Called Gonatocerus ater, the wasp is about 1 millimeter long and arrived in North America from Europe. It lays its eggs inside the eggs of leafhoppers.
Leafhopper females lay their eggs inside plant tissue. Gonatocerus ater females find these eggs and lay their own eggs inside them. When the wasp eggs hatch, the larvae eat the leafhopper eggs.
"This wasp was accidentally introduced in North America," said Serguei Triapitsyn, the principal museum scientist in the Department of Entomology and the director of the Entomology Research Museum, who made the discovery. "It most likely got here in parasitized eggs of the leafhoppers in twigs of Lombardy poplar seedlings coming from Europe, perhaps long ago."
Triapitsyn explained that the wasp had been reported in Italy where the leafhopper Rhytidodus decimaquartus was determined to be its host.
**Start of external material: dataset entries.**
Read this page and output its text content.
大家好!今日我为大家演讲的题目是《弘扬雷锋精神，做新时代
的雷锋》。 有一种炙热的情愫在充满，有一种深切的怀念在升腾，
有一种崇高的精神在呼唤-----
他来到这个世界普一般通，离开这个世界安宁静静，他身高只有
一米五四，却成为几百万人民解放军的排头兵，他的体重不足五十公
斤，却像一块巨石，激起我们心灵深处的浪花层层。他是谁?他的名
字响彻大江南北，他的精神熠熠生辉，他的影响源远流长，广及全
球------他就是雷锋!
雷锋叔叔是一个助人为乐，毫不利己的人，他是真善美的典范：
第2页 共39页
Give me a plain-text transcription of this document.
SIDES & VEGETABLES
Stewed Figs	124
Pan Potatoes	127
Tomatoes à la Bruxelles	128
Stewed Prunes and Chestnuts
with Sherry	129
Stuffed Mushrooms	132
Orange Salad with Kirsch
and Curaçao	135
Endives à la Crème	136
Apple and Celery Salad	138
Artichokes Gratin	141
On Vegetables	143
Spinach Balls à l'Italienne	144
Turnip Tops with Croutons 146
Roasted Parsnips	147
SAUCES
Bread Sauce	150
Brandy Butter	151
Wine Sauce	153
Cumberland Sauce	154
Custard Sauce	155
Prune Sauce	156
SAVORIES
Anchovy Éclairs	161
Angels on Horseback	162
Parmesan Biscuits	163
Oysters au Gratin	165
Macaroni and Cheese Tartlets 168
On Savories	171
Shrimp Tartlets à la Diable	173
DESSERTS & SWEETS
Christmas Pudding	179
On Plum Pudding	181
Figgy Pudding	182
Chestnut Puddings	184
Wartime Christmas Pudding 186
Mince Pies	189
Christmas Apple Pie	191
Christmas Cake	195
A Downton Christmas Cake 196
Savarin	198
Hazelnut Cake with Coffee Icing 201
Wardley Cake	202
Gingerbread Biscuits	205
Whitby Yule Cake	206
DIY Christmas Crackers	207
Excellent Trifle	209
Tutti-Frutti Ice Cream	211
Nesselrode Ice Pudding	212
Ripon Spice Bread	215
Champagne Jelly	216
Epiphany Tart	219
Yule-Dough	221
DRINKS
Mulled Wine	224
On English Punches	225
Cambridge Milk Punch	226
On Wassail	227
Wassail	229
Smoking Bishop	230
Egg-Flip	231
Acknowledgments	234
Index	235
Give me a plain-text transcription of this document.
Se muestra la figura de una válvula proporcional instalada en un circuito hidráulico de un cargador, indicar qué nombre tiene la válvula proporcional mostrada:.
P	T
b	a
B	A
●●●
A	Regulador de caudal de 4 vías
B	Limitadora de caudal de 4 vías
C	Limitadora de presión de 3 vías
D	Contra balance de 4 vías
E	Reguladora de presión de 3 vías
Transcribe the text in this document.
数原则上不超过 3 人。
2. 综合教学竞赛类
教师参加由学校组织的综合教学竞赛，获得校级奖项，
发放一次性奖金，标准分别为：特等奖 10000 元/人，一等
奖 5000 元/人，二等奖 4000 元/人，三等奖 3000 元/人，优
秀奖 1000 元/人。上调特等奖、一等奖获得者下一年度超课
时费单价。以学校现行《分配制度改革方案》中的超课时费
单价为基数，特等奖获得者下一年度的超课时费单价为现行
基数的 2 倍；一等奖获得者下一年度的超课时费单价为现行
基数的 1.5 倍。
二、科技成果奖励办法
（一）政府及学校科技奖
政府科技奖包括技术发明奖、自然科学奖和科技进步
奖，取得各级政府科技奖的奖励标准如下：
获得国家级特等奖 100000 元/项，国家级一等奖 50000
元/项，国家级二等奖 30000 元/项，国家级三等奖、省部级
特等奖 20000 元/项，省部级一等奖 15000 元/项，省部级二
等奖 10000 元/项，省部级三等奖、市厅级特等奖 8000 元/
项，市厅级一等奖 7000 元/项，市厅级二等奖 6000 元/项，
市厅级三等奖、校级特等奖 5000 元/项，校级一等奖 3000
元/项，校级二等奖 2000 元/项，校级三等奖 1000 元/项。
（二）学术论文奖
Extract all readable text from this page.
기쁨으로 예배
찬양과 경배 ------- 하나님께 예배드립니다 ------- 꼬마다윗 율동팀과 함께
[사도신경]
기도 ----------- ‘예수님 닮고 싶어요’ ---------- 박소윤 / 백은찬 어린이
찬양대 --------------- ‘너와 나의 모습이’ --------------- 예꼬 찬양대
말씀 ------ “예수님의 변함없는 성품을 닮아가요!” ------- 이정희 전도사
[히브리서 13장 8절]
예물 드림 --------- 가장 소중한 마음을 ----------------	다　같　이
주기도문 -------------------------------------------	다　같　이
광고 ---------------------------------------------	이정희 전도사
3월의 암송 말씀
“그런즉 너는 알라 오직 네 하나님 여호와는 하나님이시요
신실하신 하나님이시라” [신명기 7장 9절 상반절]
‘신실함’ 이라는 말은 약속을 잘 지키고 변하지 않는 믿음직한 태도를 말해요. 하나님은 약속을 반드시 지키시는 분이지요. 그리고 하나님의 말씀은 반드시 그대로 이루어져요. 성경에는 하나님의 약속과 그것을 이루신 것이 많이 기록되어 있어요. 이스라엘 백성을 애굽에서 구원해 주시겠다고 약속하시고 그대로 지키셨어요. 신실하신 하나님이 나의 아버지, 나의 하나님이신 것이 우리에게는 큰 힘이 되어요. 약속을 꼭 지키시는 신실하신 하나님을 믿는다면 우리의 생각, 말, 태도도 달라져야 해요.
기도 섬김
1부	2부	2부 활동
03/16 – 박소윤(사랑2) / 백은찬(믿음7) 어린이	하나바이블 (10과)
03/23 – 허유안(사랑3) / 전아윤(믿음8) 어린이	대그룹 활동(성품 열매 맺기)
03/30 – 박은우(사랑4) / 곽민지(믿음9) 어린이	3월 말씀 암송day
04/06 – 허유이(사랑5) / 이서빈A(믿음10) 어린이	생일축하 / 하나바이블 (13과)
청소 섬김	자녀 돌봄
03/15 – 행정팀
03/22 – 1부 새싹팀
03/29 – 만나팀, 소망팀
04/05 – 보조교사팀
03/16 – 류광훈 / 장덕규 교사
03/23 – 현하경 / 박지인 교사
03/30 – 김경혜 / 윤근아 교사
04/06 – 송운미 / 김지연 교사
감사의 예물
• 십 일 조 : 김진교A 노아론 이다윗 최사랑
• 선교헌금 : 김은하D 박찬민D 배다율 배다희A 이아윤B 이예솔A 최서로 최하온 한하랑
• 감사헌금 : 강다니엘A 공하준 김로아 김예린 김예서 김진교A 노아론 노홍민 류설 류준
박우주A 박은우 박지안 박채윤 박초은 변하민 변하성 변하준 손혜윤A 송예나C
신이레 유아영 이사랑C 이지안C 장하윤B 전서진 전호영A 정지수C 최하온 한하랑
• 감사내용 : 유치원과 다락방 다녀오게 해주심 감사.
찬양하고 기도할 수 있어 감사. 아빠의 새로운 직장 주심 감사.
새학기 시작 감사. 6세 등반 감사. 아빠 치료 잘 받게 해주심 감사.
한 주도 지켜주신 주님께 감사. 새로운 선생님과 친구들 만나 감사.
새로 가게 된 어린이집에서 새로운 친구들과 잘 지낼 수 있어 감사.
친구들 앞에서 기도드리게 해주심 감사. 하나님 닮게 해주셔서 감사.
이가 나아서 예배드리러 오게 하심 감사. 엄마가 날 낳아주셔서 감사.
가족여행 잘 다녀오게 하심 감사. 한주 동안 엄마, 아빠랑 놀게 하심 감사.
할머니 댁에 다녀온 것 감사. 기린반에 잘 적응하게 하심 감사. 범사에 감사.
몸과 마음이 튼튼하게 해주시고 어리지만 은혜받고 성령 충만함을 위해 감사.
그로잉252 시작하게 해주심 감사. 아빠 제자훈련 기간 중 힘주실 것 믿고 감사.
"In California, we do not know if the wasp's host is this leafhopper, but I found it on the same Lombardy poplar trees that had the wasp, so an association is very likely," he said.
Triapitsyn found the wasp on August 7, 2011, when he was doing field work along a trail. He caught the insects in a net that he had swept over Lombardy poplar leaves. He preserved the sample of insects in ethanol and brought it to his lab at UC Riverside for analysis and identification, which can take long. He got a positive identification of the potential leafhopper host only two weeks ago.
"I identified the wasp as Gonatocerus ater by comparing it to wasps from upstate New York and also Europe," he said. "It would not surprise me if this wasp is found wherever Lombardy poplars are located because its likely leafhopper host prefers these trees for feeding."
According to Triapitsyn, the wasp poses no known risk - besides killing leafhopper eggs.
"It actually helps naturally control leafhopper numbers," he said. "In its absence, leafhopper populations could have skyrocketed. This illustrates how plant pests are sometimes accompanied by their natural enemies across very long distances without our knowledge."
In August 2010, Triapitsyn discovered another species of Gonatocerus on a large willow tree in the middle of a lawn on the campus of the New York State Agricultural Experiment Station in Geneva, NY.
"This wasp, which has yet to be described, is native to the United States," he said. "The fact that I found it in a relatively well visited and studied area shows just how little we know about these minute insects."